The $8.2 billion Vanguard Health Care ETF, known by its ticker VHT, saw 1.6 million shares worth $272 million trade Monday, a record one-day turnover for the fund. It also hasn’t seen a day of outflows in August, with $145 million of net inflows putting the ETF on track for its best month since June 2017.
U.S. drugmakers are hot, with Pfizer Inc., Indianapolis-based Eli Lilly and Co. and Merck & Co. soaring to 16-year highs after reporting stronger than expected second-quarter results and the Standard & Poor's 500 index pharmaceuticals industry group hitting an all-time high Monday.

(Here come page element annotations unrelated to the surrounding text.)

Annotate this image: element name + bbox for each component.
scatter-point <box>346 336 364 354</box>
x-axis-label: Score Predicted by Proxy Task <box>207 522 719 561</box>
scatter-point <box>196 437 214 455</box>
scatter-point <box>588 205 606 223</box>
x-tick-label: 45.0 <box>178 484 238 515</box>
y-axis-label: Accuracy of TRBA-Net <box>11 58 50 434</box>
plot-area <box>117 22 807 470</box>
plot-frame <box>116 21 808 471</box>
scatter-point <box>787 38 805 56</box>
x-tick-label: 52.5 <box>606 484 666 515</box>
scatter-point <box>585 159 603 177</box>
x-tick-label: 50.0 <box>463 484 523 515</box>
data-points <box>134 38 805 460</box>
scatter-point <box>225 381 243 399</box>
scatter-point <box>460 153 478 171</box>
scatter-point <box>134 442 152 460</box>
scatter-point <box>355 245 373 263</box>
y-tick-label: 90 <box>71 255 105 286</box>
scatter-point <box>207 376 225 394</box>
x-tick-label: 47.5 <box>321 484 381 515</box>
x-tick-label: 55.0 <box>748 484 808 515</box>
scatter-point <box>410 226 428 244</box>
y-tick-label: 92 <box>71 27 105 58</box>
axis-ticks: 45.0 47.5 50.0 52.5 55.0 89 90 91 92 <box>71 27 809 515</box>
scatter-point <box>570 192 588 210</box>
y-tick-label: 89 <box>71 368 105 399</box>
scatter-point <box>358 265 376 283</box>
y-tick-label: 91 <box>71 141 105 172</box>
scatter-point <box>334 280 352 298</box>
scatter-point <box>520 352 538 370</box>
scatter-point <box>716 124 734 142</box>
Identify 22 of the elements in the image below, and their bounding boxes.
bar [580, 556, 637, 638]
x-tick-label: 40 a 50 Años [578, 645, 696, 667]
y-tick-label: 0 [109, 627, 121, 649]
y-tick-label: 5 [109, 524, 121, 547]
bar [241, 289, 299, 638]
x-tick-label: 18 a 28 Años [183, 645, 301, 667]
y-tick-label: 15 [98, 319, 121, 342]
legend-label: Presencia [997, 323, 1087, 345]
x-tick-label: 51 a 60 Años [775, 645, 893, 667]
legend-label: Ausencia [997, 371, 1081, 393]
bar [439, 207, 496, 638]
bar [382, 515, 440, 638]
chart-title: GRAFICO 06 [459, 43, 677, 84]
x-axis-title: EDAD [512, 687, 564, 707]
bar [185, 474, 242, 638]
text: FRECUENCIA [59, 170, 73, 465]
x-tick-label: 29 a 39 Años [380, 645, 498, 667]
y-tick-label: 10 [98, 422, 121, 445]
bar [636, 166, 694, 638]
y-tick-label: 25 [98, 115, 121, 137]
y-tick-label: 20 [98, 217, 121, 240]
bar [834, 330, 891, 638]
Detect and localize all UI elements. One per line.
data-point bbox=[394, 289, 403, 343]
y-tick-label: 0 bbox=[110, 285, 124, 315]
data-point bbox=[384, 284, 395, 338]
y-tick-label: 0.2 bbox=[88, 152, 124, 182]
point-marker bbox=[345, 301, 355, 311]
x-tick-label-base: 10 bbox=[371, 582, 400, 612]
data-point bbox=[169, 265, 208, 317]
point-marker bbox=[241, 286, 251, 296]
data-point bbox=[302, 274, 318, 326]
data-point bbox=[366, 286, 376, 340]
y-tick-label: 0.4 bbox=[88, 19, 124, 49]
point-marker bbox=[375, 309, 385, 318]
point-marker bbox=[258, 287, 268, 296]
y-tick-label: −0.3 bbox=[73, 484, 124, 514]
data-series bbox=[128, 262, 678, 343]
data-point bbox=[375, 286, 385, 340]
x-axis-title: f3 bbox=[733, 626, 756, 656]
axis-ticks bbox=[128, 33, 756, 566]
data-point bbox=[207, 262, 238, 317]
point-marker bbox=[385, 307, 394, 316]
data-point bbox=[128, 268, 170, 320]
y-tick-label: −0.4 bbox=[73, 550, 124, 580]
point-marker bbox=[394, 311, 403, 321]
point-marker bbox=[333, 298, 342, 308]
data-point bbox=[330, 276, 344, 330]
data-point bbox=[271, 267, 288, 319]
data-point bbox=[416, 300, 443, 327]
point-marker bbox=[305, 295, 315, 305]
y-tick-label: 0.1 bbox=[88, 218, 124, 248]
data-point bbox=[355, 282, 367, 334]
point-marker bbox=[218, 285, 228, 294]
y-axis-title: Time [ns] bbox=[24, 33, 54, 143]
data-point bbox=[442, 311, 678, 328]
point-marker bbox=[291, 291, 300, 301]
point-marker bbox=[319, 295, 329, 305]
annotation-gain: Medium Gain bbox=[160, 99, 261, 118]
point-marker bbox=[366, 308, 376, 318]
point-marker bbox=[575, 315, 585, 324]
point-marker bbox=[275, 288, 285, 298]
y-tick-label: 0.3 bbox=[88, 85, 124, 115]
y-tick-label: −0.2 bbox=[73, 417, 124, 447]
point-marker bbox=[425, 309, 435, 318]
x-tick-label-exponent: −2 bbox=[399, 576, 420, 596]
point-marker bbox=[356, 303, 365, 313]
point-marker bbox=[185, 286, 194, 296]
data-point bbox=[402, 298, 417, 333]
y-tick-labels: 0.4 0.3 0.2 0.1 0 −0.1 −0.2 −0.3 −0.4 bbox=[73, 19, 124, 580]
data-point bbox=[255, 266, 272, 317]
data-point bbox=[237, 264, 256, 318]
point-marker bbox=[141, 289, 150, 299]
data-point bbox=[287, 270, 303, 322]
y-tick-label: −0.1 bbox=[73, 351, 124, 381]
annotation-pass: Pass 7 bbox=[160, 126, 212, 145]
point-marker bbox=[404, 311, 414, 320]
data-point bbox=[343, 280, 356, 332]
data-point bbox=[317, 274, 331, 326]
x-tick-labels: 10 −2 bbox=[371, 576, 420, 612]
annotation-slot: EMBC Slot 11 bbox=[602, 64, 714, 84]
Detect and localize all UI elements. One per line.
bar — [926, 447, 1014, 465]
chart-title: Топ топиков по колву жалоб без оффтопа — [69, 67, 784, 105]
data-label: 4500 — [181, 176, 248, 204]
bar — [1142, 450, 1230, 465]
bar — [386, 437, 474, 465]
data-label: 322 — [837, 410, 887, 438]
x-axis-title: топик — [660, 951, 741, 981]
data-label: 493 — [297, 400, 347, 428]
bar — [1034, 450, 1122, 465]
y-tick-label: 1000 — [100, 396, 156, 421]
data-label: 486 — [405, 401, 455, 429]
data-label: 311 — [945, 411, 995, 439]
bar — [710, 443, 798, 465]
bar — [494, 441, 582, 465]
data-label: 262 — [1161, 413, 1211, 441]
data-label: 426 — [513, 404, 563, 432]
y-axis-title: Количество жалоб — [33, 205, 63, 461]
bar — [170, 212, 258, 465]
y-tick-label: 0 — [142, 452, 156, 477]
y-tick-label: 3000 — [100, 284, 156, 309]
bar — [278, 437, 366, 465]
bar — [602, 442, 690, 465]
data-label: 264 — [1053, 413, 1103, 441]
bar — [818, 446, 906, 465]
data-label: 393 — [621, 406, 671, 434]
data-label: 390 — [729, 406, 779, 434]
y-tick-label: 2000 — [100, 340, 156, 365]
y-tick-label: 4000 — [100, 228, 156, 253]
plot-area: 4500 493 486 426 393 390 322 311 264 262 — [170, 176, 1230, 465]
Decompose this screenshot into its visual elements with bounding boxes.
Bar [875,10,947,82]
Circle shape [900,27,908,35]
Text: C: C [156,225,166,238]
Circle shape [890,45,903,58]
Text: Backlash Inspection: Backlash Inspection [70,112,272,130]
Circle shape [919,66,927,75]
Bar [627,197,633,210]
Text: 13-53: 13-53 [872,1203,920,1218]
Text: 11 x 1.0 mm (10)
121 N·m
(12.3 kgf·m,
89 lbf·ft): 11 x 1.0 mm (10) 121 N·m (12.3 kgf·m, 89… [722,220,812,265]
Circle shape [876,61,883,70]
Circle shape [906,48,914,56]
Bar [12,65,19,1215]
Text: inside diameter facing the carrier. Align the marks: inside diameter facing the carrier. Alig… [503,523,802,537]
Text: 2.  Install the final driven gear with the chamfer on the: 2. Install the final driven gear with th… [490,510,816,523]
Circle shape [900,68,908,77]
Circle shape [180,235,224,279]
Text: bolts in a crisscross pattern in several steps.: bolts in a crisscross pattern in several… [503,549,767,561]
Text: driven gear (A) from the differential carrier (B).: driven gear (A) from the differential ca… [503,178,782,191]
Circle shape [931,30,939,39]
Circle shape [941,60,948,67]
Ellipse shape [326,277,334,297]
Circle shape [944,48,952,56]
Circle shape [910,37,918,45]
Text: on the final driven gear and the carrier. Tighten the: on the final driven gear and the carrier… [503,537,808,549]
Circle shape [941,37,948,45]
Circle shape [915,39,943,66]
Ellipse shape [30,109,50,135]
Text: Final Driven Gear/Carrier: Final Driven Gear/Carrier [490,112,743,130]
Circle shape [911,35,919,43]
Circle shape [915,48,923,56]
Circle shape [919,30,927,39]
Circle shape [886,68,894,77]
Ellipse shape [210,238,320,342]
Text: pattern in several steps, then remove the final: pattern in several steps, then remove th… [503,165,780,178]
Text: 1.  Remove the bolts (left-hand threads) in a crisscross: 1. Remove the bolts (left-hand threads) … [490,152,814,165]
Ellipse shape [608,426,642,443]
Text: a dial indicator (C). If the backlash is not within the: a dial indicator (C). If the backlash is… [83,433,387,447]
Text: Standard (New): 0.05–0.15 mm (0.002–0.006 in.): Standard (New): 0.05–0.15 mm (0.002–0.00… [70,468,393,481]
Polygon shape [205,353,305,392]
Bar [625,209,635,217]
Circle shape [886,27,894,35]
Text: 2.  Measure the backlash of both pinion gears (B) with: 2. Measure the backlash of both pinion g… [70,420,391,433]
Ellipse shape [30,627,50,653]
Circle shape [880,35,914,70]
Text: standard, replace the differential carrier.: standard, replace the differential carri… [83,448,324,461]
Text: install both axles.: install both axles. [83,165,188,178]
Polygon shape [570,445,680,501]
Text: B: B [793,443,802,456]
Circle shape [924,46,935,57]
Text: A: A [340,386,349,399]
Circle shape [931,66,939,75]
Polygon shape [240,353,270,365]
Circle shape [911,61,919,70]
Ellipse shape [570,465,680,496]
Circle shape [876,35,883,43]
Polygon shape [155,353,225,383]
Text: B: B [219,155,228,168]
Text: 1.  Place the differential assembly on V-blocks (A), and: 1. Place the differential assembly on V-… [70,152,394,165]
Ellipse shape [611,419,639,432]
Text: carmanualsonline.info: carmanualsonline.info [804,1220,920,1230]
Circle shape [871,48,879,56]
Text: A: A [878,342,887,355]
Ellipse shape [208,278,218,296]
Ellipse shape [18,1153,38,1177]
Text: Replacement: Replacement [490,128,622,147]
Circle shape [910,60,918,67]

Together, Pfizer and Merck make up more than 10 percent of the fund’s exposure. Its largest holding is industry bellwether Johnson & Johnson, which is heading for its best four-day run since early 2016.
“Health care closed the first half of the year as the best performing defensive sector,” said Christopher Dhanraj, head of ETF investment strategy for BlackRock Inc.’s iShares funds. “Still, investors may consider this an interesting entry point. The sector is trading near its lowest level relative to the S&P 500 in four years.”
The $850 million iShares U.S. Healthcare Providers ETF, or IHF, saw $48 million of inflows Monday, the most in almost two months. Trading volume in the fund hit $54 million Monday, more than eight times its average over the past year.